Читать книгу Replicating And Repairing The Genome: From Basic Mechanisms To Modern Genetic Technologies - Kenneth N Kreuzer - Страница 31

Two different DNA polymerases are involved in E. coli DNA replication. For historical reasons, the main replicative polymerase for both leading- and lagging-strand synthesis is called DNA polymerase III, while the polymerase involved in processing Okazaki fragments is DNA polymerase I. DNA polymerase III can be isolated as a multi-protein complex called the “holoenzyme,” and the composition of the holoenzyme reveals much about the overall replisome (Figure 3.1A, right). The complex contains two copies of the actual DNA polymerase, which is a three-subunit enzyme that is referred to as the DNA polymerase III “core” (Figure 3.1A, left). In the context of chromosomal replication, one of these core enzymes replicates the leading strand and the other replicates the lagging strand.¹ The holoenzyme also contains one copy of a multi-subunit complex that can load sliding clamps on the DNA, not surprisingly called the “clamp loader.” As we will see below, repetitive clamp loading is a central feature of lagging-strand replication. The holoenzyme also contains the sliding clamp, along with two other subunits that play roles in the overall architecture of the complex.

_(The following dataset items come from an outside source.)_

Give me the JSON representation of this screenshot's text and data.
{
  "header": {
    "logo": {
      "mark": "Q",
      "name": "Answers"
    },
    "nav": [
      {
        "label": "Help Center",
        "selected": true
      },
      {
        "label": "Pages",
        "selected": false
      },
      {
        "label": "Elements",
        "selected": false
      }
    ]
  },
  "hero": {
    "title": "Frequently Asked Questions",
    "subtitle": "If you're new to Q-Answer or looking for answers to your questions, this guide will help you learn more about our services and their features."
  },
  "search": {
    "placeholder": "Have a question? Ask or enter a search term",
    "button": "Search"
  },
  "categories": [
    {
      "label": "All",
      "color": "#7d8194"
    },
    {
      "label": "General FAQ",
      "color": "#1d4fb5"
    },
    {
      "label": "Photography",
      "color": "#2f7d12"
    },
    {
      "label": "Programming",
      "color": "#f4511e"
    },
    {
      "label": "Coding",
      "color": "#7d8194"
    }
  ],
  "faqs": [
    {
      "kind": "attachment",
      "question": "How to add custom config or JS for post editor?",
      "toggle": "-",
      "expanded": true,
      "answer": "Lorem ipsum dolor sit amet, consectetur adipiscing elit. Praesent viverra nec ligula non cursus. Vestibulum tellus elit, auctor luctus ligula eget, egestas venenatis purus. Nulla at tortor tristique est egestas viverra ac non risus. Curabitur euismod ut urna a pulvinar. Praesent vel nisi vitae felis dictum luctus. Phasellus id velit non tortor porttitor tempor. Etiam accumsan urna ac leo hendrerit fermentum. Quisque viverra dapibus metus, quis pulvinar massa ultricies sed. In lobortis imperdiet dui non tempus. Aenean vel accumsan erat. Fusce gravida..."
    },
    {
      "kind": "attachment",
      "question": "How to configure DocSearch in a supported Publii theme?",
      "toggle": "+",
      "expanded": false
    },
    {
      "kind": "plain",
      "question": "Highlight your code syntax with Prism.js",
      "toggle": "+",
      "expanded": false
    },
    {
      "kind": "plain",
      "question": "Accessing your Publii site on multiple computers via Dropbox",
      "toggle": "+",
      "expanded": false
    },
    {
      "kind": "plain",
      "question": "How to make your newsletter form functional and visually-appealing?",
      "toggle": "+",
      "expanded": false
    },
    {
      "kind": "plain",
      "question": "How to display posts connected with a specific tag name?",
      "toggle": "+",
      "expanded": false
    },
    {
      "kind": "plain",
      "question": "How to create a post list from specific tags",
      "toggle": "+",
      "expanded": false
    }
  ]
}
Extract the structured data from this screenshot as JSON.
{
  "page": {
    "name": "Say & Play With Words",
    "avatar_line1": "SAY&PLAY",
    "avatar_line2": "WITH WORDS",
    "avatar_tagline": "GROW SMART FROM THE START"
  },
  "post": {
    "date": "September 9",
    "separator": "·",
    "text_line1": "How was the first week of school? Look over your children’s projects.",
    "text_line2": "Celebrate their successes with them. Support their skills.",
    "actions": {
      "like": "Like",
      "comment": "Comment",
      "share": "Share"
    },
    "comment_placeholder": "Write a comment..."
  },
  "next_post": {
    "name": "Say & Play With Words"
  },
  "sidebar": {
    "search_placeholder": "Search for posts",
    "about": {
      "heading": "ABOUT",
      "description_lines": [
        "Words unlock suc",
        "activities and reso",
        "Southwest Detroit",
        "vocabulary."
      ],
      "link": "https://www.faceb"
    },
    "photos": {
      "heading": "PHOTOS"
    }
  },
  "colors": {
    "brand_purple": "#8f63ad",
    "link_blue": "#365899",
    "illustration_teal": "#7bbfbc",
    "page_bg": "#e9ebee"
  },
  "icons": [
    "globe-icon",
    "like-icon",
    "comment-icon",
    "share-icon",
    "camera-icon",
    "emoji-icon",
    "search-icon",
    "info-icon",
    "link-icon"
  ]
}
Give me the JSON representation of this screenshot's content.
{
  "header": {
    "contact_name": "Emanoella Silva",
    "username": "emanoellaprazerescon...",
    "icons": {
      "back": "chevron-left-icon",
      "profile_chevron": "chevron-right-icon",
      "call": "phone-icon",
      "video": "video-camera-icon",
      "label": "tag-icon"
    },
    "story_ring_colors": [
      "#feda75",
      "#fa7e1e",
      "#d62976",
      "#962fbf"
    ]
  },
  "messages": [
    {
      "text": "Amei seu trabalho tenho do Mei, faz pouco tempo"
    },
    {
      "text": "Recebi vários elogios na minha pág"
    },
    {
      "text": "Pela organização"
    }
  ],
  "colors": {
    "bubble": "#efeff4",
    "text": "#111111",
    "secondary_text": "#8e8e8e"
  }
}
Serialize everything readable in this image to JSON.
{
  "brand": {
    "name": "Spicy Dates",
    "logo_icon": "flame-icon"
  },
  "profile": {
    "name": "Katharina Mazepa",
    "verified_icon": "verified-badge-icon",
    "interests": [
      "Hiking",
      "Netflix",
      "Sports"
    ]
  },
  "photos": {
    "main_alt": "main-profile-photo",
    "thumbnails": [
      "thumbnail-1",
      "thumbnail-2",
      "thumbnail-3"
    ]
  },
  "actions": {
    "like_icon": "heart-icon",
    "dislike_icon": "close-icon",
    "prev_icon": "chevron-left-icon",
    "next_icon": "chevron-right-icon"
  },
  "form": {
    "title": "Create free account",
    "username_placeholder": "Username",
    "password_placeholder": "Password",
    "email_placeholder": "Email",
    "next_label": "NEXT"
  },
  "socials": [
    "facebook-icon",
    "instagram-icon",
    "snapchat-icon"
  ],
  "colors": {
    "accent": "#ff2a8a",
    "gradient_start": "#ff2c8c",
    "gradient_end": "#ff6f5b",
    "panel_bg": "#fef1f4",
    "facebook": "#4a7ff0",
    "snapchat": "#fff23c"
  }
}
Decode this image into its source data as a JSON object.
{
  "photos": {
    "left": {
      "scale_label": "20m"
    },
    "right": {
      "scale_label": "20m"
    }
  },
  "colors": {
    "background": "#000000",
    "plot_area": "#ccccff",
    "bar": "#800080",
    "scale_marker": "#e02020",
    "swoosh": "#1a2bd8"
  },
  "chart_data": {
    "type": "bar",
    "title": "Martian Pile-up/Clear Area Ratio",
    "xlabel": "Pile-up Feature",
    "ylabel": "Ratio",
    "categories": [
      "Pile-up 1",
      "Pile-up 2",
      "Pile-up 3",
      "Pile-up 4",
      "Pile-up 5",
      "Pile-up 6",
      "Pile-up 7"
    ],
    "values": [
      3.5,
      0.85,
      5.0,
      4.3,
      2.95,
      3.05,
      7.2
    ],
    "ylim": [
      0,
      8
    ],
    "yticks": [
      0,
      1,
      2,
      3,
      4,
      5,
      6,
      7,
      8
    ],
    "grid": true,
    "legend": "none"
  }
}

Figure 3.1. The Escherichia coli replicative DNA polymerase. The three-subunit core of the bacterial replicative polymerase (panel A, left) has active sites for polymerase and exonuclease activity (in separate subunits; the open mouths), and a structural subunit (the hat). The complete DNA polymerase complex, called holoenzyme, is diagrammed at the right of panel A and consists of two copies of the core polymerase along with clamp (panel B) and clamp loader (panel C). The sliding clamp is a ring-shaped protein consisting of two identical subunits (red and blue in panel B), each of which has three similar subdomains. The image of the crystal structure of the clamp shown at the left of panel B is from the RCSB PDB (www.rcsb.org) of PDB ID 2POL (Kong et al., 1992). The C-terminal face of the clamp, which binds both clamp loader and DNA polymerase core, is facing up in the cartoon diagram on the right of panel B. The clamp loader (panel C) consists of five subunits derived from three different genes, as described in the text. Two of the subunits, the ones with the extended arms, bind to the core of the DNA polymerase in the holoenzyme. The clamp-loading pathway is diagrammed in panel D. Parts of this figure were modified from Kelch et al. (2012).

The subunits of the holoenzyme are named after letters of the Greek alphabet. Detailed discussions of the roles of every subunit are beyond the scope of this chapter, but for those who engage the literature further, the names of the subunits are as follows: polymerase III core is composed of α, ε, and θ; the clamp loader is composed of τ, γ, δ, and δ′, and is also called the γ complex; the clamp is called β, and the architectural proteins are χ and ψ.

The three-subunit polymerase III core complex that replicates both the leading and lagging strand has separate subunits with DNA polymerase and proofreading exonuclease activity (unlike the combined activities within the major subunit of the bacteriophage T7 DNA polymerase). When misincorporation occurs during DNA synthesis by polymerase III core, the growing DNA chain with the errant nucleotide residue is therefore passed between the two protein subunits to excise the incorrect base and then back to the polymerase subunit to resume DNA synthesis. The third subunit of the polymerase core plays a structural role and assists the proofreading subunit, and in some bacterial species, this subunit is missing.